Austin at Large: It’s Good to Try New Things

We could build more decent housing for all Austinites if we rethink what’s “normal”

Austin at Large: It’s Good to Try New Things

I saw on the socials that Community Not Commodity, the folks behind the shrieky anti-CodeNEXT (dead since 2018) yard signs still visible throughout the central­-city Weird Zone, shared and approved of my column from last week, where I wrote that we should, y'know, get over the shrieking ("dial those emotions down a bit"). I hope they realize I meant them, too! Not just the urbanists who over-focus on overcoming NIMBY resistance on moral grounds.

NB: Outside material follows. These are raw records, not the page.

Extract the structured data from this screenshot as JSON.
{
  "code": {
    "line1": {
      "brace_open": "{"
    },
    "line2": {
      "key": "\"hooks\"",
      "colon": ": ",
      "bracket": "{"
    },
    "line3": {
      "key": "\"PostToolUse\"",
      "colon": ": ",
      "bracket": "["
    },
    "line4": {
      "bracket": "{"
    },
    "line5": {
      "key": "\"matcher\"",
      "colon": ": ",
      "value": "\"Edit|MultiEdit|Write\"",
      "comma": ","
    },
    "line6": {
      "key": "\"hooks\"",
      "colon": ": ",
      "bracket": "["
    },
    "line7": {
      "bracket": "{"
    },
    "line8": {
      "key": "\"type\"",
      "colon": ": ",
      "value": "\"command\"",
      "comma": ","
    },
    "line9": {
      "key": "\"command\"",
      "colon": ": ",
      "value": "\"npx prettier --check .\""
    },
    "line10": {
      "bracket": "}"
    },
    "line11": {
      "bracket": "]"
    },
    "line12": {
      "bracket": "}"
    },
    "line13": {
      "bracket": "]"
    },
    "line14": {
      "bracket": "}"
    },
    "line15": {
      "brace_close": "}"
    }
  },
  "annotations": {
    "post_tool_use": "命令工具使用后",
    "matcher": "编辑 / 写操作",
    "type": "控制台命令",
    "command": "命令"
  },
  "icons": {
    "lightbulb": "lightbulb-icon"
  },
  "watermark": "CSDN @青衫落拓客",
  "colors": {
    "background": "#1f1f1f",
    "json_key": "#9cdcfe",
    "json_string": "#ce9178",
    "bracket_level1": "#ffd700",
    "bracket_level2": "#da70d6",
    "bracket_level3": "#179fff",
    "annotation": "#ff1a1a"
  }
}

Creating decent housing for all 1 million-and-counting Austinites (and 1.1 million suburbanites) where it's needed is a shared purpose that involves both community and commodity, to be honest. Apocalyptic noise about monster bulldozers under the bed, waiting to bust out and squash the Local Character Fairies and violate CNCers' basic human right to live next to two stories and not three is also late and out of date. We see you. New ideas, please.

Or maybe just action on some existing ideas. One of the signal failures of America's postwar management of its built environment is the stifling of creativity and variety that could be helping us meet our needs if given the chance. Is this value-neutral? No; the modes of bureaucracy and regulation of land use and definitions of such things as "infrastructure" or "public space" or "property rights" are expressions of what, in the abstract, is police power, allowing "normal" people's lifeways to be favored, and creating restrictions, which become inequities, on others. Interrogating those assumptions is healthy.

Who's Gonna Mow That?

For example, why in 2021 is the minimum residential lot size in Austin still 5,750 square feet? That minimum was established in 1946, nearly doubling what was allowed before (earlier in the century, there were no minimums at all). Most commentary takes as given that this was done here, and in other cities, to limit who could afford to live in white neighborhoods. Nobody today has a very good case for a minimum lot size, since we already regulate setbacks and impervious cover and floor-to-area ratios; they can only clap harder to rouse the Local Character Fairies from their hidey­-holes.

This rule required postwar homebuilders in neighborhoods that had already been platted (think North Loop, Crestview, Cherry­wood) to double up existing lots, and decades later it required neighborhood planning teams to adopt special "small lot amnesty" tools to allow existing homes to be rebuilt. When a guy I know figured out about eight years ago how to decouple the lots and build two houses on them, enraged neighbors quickly pushed the city to close this "loophole." Discussion of changing the minimum was punted to the new code we still don't have. In related news, in Decem­ber 2013 the local median home price was $226,000, with a two-month supply available – at the time, a record low. Last month, median price was $482,364, with a two-week supply.

I was reminded to complain about minimum lot sizes by a recent press release about how Austin was the best city in Texas to have a big yard, which many Austinites are happy to ditch as temps rise and water supplies become more precious. (Really, the minimum lot size, at current prices, leads to enormous houses rather than big yards, but we digress.) Even leaving aside individual or collective goals for sustainability, that's a pretty lame payoff for doubling the price of housing. However, this random PR appeal also reminds us of how assumptions about what "normal" people want and need distort these discussions.

Well Outside the Norm

Another guy I know, Andrew Grant Houston ("Ace"), also an urbanist designer and an Austinite until 2016, has through an interesting series of life events now become a viable candidate for mayor of Seattle. He's queer, Black and Hispanic, and only 32, and while in Seattle as in Austin nobody has much of a problem with those things, none of them characterize the norms around which the city has been constructed and maintained throughout its liberal ascendancy. He is very much an outlier in politics there as he would be here.

As such, he's usually described as "the furthest left" of the candidates, which is saying something in Seattle, but his pro-housing "Stay in Seattle Plan" stops far short of expropriating private property, or even banning single-family zoning. In fact, it includes expanding homeownership programs to promote Black and Indigenous wealth creation, even though Ace rents and says he'll never buy a home himself. It includes universal tenant relocation assistance – that is, not means-tested or income-restricted. It includes 2,500 new city-built tiny homes in the next year at $15K a pop, rather than the $350K cost of a subsidized housing unit, located in each Council district as "the true emergent response to our housing crisis."

Aren't these things we could try as well in Austin? Are they really that far left? No, although they're also not all legal, not even in Washington state (still burdened by cranky citizen initiatives from 20 years ago). He also wants to fix Seattle's baby-step inclusionary zoning program for affordable housing, which welds a density bonus to an impact fee, both of which have precedents here. The Emerald City version covers a whopping 6% of the city but still took four years of YIMBY vs. NIMBY trench warfare to create. "I naively did not expect the battle for affordable housing to be nearly as ugly as it was," he writes at his campaign website. Ah, youth.